Glamorgan today would be associated with nonconformity however in the 16th and 17th centuries there were few dissenting chapels, only six in Neath. Each chapel had to be sited at least three miles from a church. Attendance at Anglican services was mandatory and the traditional ruling Tory elite families: the Mansells, Kemeys, Stradling and  Evans amongst others held sway. However in Neath the Shropshire born Mackworth family came to the Gnoll Estate in 1696 when Sir Humphrey Mackworth married the heiress Mary Evans. The Mackworths were viewed as interlopers but the Gnoll estate had coal, copper and limestone and the shrewd use of leases gave the estate an income to rival the Mansells of £4,000 per annum. Historical records indicate that the Mackworth’s despite their wealth were rather shunned socially by the established families. Eventually, Humphrey Mackworth had the audacity to challenge the Mansells for the parliamentary seat of West Gamorgan for the Whigs in 1712. The Mansells plied the tiny electorate with drink for three days prior to the election and held the seat. However, the threat was there and the Tories were on the side of the “King across the water”.

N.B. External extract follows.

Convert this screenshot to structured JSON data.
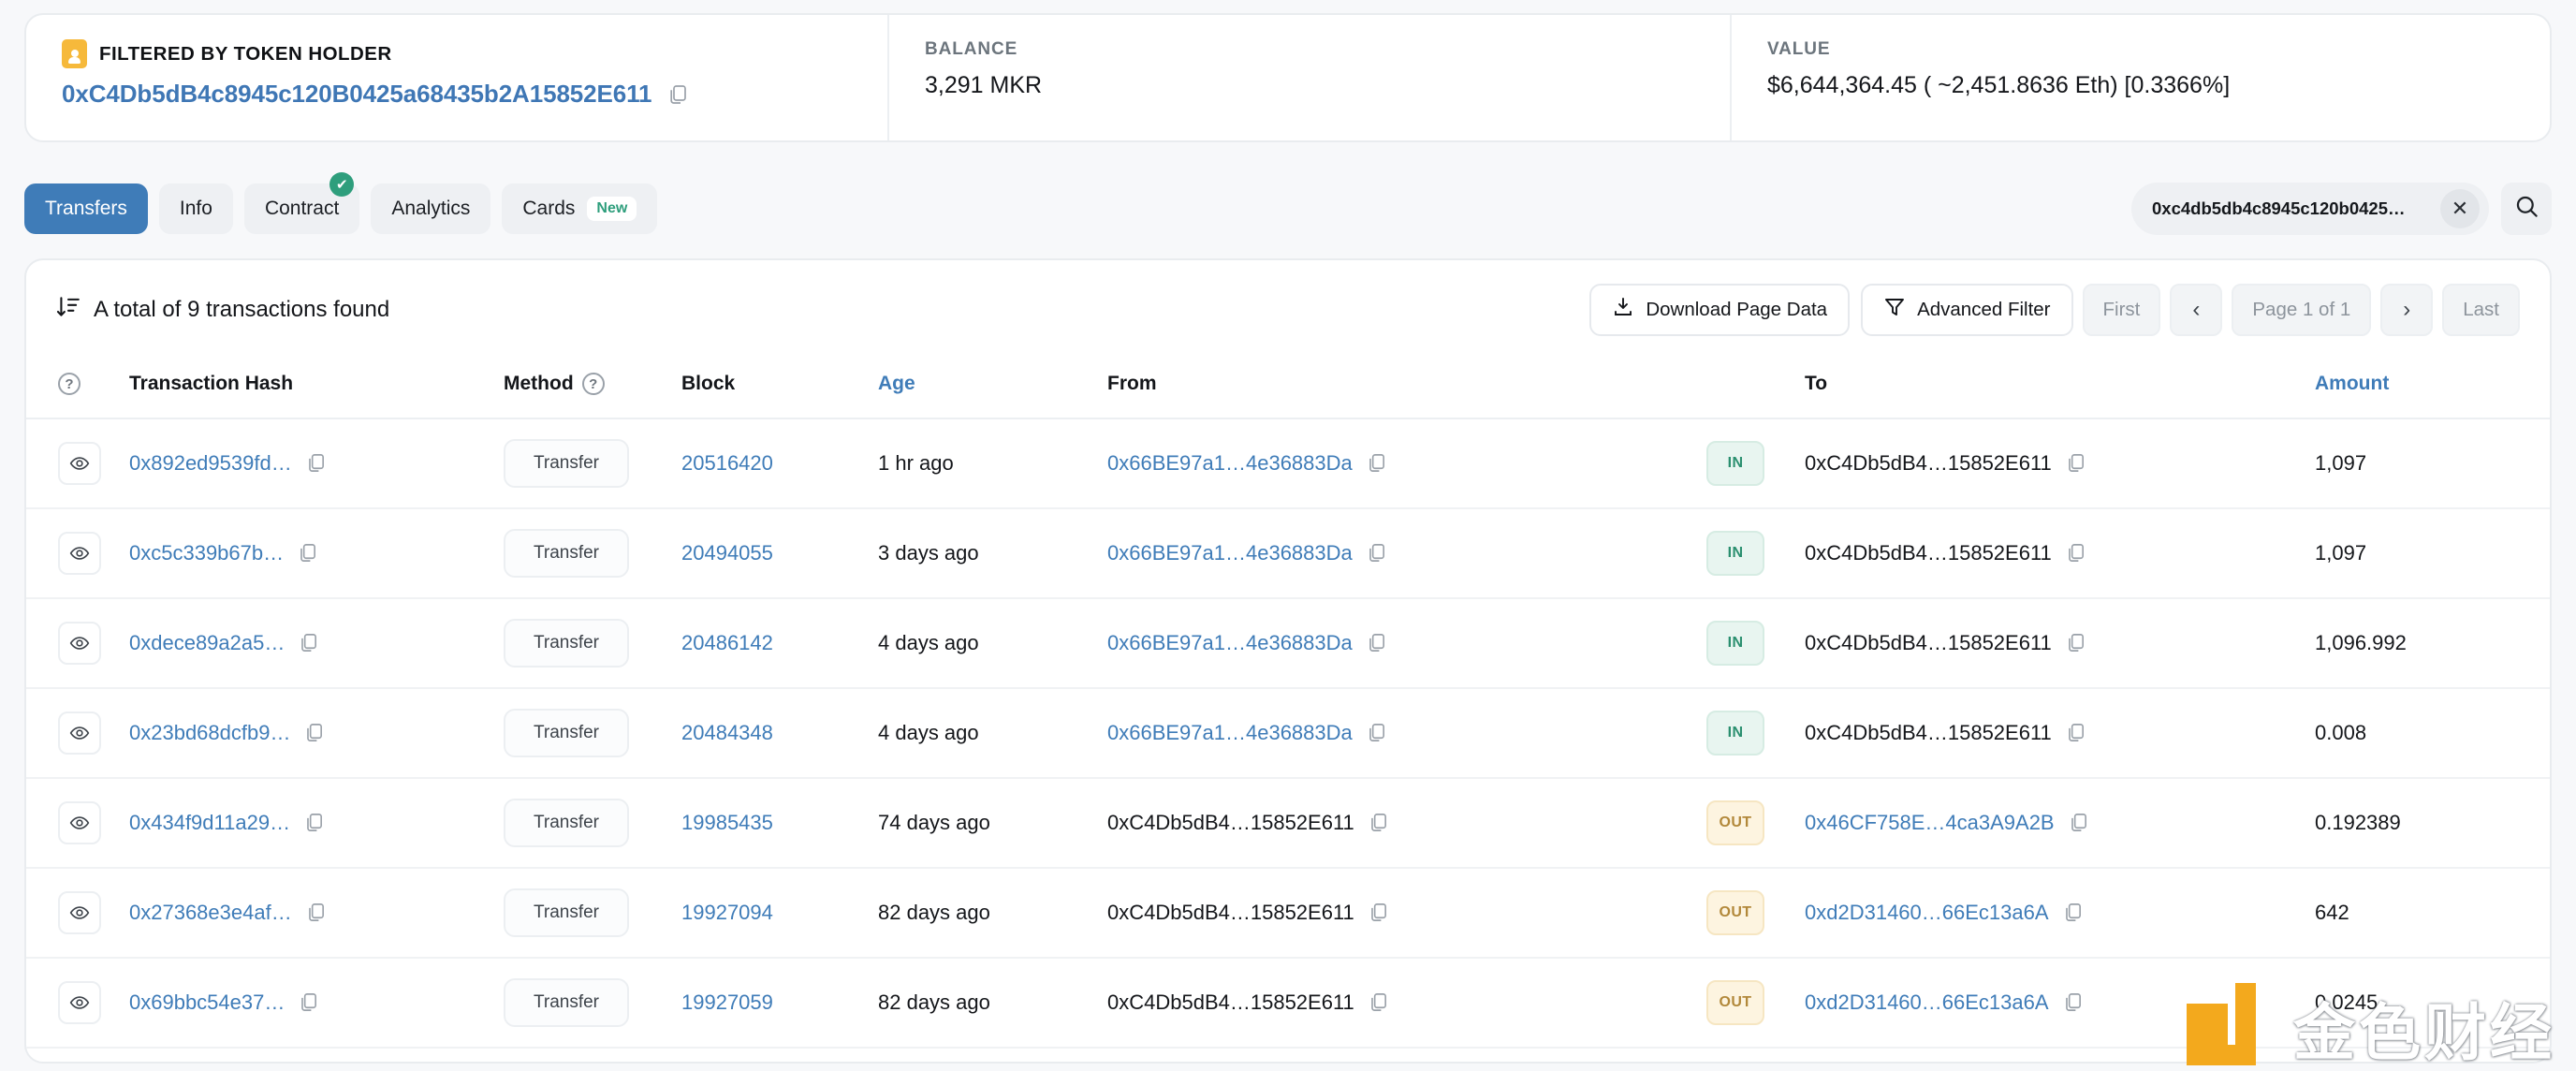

For the following 40 years and the successive Jacobite rebellions, a secret Jacobite society existed in south Wales, “The Society of Sea Sergeants”. In the north of Wales, Watcyn Williams Wyn led a similar society, "the Society of the White Rose".The Sergeants  met on board a yacht four times a year, had a banquet of twelve courses and made Jacobite toasts over a glass of water symbolic of the "King across the water" . Clandestinely they surveyed the ports of the area for the use of an invasion force. Indeed, the recently renovated Llanelly House in Llanelli has the emblem of the Society emblazoned in the forms of letters S on its walls. However, they made sure that their secret plotting was not discovered, indeed few made the journey to England in order to join either pretenders when given the chance. In defiance, the industrialist William Morris (who gave his name to Morriston) raised a company of men to fight for the Protestant succession and to defend the ports in the area. 

Mr Trefor Jones, in the unfortunate absence of both Chairman and President gave the vote of thanks and stated how the present Brexit machinations and its vested interests mirrored much of the chicanery of the Jacobite period. He also thanked Mr David for an inspired talk on a little known subject.